Lunching as usual on the Riviera on a bright but chilly autumnal day, we ordered a round of dirty martinis. A rather sexy young man brought them out to us, leaving us all plastered with big grins, unable to say “merci beaucoup” enough times and staring lewdly at the poor lamb. As he walked (OK, ran) back to his station, Siobhan laughed at how, if we were men and leered like that over a young woman, we’d be chastised. “Yes,” I agreed. “But only if we were caught.”
Siobhan is an accountant, a naturally boring occupation often favoured by those with limited personalities. However, she’s quite a gem in a sack of rocks, having not only a great sense of humour but also good looks to go with it. She commented on how she’s used her looks to get ahead in the past, and how she thinks her current boss hired her based on her ass and not on her CV.
Magda, an IT sales rep, was mortified. Horrified. Shocked and outraged. How could such sexism and discrimination exist in today’s modern world? I had to laugh, as did Penelope, who then whipped out her iPad and brought up a news story about how Danish sperm banks were refusing red-headed donors. Because, come on, let’s face it, who would want a pasty, ginger-haired kid? Apparently, folks in the US, but that’s a long way to go for a wank.
“You should hear the things I get asked for when sourcing yacht crew,” I began. And, yep, I managed to disgust and appall the lot of them.
Back in my office the following morning – lunch had kind of turned into one of those all-day affairs – I went on a mission to find the worst job postings I could. (I’d like to name and shame, but you know how those boys at Yacht Essentials keep a tight rein on me.) I used my fake crew profile to log into all the different yachting agencies I’m registered with and have a good nose around their job boards on the iPad I’d smuggled in with me.

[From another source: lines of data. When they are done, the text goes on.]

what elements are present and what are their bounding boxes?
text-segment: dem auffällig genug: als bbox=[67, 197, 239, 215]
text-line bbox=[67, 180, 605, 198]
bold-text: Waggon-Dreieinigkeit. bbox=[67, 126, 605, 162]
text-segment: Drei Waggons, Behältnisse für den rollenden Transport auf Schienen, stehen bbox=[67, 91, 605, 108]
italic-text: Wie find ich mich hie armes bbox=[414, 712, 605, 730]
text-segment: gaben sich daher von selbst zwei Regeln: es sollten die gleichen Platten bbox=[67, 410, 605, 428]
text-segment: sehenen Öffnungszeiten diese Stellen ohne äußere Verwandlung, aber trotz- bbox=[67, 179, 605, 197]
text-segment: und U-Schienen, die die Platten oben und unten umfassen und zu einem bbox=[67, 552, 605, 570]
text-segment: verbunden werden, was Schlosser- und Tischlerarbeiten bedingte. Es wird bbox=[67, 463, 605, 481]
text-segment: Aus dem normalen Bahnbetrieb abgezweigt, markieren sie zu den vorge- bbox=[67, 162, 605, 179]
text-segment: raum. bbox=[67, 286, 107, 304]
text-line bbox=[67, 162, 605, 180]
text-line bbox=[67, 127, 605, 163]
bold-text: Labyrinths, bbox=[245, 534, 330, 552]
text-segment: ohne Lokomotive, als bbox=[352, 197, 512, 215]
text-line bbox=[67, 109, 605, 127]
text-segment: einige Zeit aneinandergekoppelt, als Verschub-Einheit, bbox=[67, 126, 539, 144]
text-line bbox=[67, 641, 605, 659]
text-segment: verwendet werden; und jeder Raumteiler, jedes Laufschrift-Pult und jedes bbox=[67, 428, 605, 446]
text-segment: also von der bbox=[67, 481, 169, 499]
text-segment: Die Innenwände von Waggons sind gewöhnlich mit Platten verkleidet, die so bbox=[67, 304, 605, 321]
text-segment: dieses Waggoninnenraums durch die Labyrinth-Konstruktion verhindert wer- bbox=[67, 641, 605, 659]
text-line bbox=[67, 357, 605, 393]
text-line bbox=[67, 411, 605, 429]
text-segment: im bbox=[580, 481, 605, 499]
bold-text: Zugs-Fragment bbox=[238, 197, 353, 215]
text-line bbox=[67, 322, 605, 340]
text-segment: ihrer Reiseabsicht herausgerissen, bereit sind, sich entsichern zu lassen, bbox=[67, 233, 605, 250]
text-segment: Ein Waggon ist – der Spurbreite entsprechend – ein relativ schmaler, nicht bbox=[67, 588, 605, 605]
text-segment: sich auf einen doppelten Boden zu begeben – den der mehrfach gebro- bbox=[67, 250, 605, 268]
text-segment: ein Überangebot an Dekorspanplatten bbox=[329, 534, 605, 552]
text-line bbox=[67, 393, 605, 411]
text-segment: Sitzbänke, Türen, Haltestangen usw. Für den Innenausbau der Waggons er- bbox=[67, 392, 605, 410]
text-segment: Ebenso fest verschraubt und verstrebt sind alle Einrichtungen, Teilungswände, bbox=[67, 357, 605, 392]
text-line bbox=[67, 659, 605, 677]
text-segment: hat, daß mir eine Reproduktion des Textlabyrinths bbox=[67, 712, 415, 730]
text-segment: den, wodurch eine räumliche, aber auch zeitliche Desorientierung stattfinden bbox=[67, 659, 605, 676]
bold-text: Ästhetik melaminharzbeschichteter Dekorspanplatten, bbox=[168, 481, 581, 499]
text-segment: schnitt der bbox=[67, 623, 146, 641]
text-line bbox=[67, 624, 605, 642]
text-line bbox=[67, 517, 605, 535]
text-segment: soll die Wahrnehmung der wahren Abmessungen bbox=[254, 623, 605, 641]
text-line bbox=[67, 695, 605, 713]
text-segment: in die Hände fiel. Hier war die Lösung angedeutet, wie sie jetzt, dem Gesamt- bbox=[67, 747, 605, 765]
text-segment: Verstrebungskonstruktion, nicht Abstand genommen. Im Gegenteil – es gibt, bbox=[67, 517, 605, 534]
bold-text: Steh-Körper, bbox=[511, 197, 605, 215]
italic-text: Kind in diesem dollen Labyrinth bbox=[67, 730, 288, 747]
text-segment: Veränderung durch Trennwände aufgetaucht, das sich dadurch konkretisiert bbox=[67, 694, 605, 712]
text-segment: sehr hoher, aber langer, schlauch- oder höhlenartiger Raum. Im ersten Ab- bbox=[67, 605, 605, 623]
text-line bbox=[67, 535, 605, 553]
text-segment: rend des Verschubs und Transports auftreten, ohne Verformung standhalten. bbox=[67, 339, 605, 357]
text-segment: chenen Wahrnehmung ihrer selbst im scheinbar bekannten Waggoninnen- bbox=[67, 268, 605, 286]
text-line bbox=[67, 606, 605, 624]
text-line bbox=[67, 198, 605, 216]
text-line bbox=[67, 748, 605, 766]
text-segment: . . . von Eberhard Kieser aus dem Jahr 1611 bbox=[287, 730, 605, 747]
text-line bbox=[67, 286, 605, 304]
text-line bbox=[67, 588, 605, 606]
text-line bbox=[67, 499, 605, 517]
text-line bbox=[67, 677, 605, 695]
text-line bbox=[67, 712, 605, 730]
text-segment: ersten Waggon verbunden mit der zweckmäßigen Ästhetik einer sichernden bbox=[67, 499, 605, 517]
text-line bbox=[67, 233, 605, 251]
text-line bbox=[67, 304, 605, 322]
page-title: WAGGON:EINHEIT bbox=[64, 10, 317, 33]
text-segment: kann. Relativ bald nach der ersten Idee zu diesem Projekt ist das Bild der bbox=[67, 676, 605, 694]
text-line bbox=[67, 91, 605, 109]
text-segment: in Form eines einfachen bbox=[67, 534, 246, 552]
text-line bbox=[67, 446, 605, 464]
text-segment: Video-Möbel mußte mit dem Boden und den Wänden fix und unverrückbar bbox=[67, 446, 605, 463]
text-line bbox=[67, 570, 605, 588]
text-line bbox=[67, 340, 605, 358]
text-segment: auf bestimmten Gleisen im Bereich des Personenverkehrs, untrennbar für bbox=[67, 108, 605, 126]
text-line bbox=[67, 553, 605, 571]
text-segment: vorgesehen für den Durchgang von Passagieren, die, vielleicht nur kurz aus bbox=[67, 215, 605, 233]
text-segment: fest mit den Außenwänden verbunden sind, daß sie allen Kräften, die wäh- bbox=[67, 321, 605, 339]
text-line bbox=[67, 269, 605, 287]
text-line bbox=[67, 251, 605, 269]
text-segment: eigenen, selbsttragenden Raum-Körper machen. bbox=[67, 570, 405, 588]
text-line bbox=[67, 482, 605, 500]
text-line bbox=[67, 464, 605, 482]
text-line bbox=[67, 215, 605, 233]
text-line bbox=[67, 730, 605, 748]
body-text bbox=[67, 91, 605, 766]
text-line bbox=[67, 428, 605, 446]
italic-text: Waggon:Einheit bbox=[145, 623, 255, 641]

I found one particular website with job descriptions so hilarious I had to share them. I’ve seen plenty asking for English Mother Tongue, which is in fact illegal, but the best are the ones asking for pretty blonde girls who are no bigger than a UK size 8-10 (US 4-6). “Must be attractive” or “Must be willing to be available all hours.” Oh yeah? Hello! And I’ve seen great examples for the guys too, “No Italians, Spanish or French,” “Must be strong, fit and willing to get naked with a chamois.” Well, maybe not quite that bad, but I’m reading between the lines.
I can see their point, though, the captains or owners who put in these requests. Imagine you’re a kazillionaire. You wake up on your uberyacht in the South Pacific, have a nice stretch and a brief pause to look at Brad Pitt lying next to you. Then, you realize, “Oh I’m peckish,” so you wander out on deck to see a beautiful sunrise over a tranquil and shimmering sea, a gentle breeze tickling your neck and rustling the leaves on the trees of the nearby island and “ARGH, WHAT THE HELL IS THAT? WHO HIRED FRIDA KAHLO TO POUR MY COFFEE?

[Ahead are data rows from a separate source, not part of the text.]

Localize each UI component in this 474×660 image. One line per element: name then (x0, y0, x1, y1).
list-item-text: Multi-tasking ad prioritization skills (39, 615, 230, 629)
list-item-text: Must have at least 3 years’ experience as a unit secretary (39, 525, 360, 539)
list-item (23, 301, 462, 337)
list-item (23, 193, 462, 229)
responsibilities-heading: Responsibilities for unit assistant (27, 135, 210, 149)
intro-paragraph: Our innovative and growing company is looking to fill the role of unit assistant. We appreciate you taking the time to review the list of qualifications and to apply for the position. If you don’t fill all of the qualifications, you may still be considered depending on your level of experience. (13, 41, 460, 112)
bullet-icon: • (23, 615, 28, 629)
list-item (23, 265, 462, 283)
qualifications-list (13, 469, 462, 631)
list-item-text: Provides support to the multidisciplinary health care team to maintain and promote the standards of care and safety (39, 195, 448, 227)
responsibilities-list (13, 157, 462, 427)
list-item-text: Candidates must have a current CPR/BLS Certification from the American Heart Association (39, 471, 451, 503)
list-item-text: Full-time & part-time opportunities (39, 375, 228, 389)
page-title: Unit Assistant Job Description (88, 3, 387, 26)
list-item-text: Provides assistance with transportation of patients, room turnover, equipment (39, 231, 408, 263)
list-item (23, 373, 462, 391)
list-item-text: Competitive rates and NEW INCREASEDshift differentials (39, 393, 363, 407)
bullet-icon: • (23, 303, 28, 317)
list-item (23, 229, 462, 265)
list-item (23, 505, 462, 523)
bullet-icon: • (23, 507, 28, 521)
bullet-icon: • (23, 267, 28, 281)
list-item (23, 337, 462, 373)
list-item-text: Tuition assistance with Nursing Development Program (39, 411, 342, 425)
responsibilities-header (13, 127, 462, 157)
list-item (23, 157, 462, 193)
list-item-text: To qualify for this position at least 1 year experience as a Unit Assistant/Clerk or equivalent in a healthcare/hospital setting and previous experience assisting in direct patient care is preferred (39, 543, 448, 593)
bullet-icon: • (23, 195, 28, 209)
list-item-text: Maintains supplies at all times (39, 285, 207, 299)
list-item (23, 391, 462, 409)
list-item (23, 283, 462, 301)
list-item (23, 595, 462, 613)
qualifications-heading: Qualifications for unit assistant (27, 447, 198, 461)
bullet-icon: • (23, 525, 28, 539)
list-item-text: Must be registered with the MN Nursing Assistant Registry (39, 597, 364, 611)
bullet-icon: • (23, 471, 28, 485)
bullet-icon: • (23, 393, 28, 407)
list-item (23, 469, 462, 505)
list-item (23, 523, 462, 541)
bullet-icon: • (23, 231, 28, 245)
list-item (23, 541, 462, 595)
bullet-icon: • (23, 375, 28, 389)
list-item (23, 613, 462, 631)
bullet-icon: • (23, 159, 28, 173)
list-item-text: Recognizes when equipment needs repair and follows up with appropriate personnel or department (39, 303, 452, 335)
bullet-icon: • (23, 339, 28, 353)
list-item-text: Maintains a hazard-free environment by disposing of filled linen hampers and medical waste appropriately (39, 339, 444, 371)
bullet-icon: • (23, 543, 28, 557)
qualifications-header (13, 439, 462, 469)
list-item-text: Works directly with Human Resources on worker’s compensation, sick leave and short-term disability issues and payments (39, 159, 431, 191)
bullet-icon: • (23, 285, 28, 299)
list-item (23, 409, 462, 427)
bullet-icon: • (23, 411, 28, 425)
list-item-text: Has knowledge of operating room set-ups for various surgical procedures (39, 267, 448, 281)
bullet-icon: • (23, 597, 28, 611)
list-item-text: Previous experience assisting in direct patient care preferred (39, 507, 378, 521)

If you’re loaded and possibly famous, you don’t want to be surrounded by ugly people, do you? God knows I don’t. Quite frankly, I find it offensive to be served by a spotty youth in McDonalds. So, when I’m lying on the deck catching rays, being fanned with a giant palm frond held by George Clooney, I don’t want to see some flaccid, freckly boy scrubbing my decks. Bring on the toned, muscular, sun-kissed boys. “No, no, honey, don’t talk” shhhh… just polish. That’s it. And leave your shirt off.” See my point?

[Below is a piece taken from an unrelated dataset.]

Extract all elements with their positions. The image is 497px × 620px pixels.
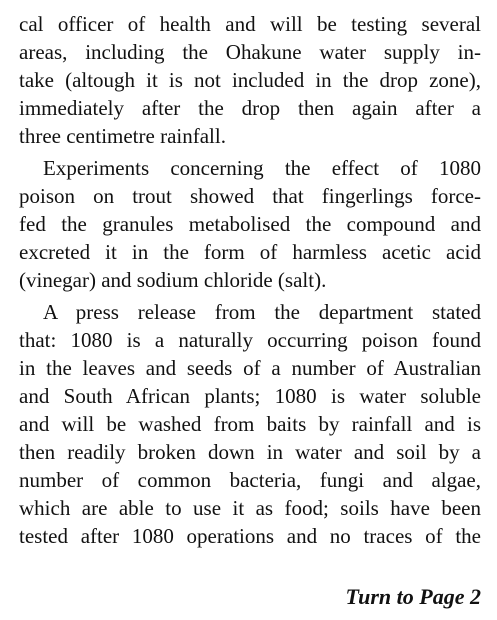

Similarly, imagine you’re pulling into another superyacht marina. Your crew is standing by at the ready. Heads turn on other vessels because your yacht’s bigger and shinier than theirs. Would you want a bunch of drooling munters out on deck? No. You’d want hotties. Yachting promotes this glamorous and sexy lifestyle, so to that end we have to find glamorous and sexy crew. It’s simple, really.
That’s why chief stews don’t normally last much past age 32. However, it does seem acceptable for engineers to have a unibrow and absolutely no social skills whatsoever, as they’re highly sought after, but that’s why they’re not allowed out of the engine room much. It also seems men age better than women; a weathered face and sprinkling of grey at the temples is attractive on a captain. On a woman, it’s hello hagsville, time to go land-based. Have you considered a career as a crew agent?